The project will now focus on incorporating the technology into a transistor.
Written by Campbell Kwan, Contributor on

A model of the new semiconductor.

Image: Australia National University

Australian National University (ANU) researchers have developed a system to transport data using atomically thin semiconductors.

100,000 times thinner than a sheet of paper, the semiconductor is "extremely energy efficient" due to the researchers claiming it is not "giving off any heat", which results in no energy being wasted.

According to the researchers, the semiconductor is the first to successfully demonstrate this level of efficient transportation of information carriers -- particles that transport data in computers.

The project's research lead, ANU Research School of Physics PhD scholar Matthias Wurdack, said the technology could potentially pave the way for sustainable future growth in computing by reducing wasted energy consumption.

"Computers already use around 10% of all globally available electricity, a number which comes with a massive financial and environmental cost, and is predicted to double every 10 years due to the increasing demand for computing," Wurdack said.

"Since producing, storing, and supplying energy always comes with a cost, including air pollution and climate change as a result of burning fossil fuels, it is extremely important we reduce our electricity usage for a more sustainable future."

The researchers will now move on to the next phase of the project, which consists of incorporating the technology into a transistor, ANU said.

Globally, there is a semiconductor shortage that has affected various industries, from automotive to smartphones.
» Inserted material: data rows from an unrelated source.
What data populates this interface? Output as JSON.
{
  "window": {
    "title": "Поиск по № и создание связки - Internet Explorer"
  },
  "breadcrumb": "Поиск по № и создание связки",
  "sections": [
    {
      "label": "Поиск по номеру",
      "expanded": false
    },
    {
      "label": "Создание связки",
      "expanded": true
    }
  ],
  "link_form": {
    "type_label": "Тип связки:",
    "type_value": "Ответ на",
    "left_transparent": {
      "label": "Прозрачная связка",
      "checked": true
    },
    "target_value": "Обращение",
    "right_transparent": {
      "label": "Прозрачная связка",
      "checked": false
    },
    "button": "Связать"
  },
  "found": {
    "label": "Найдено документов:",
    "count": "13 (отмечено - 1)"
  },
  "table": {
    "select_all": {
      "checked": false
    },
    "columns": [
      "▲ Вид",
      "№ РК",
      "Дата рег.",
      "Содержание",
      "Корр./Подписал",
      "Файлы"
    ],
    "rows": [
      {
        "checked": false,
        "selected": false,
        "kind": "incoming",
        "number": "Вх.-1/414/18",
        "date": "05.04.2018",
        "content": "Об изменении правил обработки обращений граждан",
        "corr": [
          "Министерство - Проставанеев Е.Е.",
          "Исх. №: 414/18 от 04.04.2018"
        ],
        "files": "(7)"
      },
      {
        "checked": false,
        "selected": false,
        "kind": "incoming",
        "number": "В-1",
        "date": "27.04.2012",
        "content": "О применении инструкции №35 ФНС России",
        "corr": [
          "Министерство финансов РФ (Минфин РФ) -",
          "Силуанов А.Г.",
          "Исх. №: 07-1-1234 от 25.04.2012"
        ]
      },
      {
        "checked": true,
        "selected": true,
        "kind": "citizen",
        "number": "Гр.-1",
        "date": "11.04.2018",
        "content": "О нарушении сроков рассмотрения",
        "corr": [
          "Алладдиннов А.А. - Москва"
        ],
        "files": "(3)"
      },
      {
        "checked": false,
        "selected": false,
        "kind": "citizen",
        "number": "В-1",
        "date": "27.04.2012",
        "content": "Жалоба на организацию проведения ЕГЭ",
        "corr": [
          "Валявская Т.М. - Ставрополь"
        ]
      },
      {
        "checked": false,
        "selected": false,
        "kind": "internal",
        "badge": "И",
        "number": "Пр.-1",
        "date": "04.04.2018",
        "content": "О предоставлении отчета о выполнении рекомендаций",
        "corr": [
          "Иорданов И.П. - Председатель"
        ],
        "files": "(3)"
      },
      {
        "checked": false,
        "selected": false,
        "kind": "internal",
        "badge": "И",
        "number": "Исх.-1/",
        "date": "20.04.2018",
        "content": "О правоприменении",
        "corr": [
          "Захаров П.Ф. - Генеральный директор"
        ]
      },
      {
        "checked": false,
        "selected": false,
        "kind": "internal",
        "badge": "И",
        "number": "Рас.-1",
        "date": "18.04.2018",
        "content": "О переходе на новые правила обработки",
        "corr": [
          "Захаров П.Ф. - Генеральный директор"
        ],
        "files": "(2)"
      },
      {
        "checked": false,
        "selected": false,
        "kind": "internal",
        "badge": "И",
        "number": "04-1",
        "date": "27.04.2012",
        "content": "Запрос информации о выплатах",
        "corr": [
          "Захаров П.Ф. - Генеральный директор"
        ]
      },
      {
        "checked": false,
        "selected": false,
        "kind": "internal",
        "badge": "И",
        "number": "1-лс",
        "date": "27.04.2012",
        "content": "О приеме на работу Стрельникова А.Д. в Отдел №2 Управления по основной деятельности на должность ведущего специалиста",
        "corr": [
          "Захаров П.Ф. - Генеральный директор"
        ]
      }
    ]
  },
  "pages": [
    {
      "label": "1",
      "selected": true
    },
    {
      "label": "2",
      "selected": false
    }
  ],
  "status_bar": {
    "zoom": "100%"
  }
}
Earlier on Monday, Jio and Google announced the release date for their jointly-developed JioPhone Next would be pushed back to November partly due to the semiconductor shortage.

"This additional time will also help mitigate the current industry-wide, global semiconductor shortages," the companies said.

Meanwhile, automotive manufacturers have struggled to produce cars since the pandemic started due to the shortages. Ford, for example, lost around 700,00 vehicles that were planned for production in the second quarter of 2021, while General Motors has stated that losses caused by the lack of semiconductors could cost up to $2 billion in profit. 

At the same time, the university has also launched a new research centre focused on designing tech policy that is "relevant, robust, and right".

The Tech Policy Design Centre will work with business, government, civil society, policymakers, and academia to co-design tech policy, ANU said.

The tech policy will be based on four areas: People, power, democracy, and data.

Providing more detail, ANU said the centre would research who is the owner of data and has permission to use it; the increasing influence and power of tech giants; online rights and safety; and the impact of misinformation, disinformation, and foreign interference on democracy.

The new centre will be led by Johanna Weaver.

Weaver was most recently Australia's chief cyber negotiator at the United Nations, ANU said. Prior to that, she was a lawyer and Australian diplomat who held senior positions in cyber affairs at the Department of Foreign Affairs and Trade.

"The centre will reimagine how policy can be used in a positive way to shape technology," ANU Chancellor Julie Bishop said.

"This will help position our nation to harness the full potential of digital technologies while responsibly mitigating against future harms."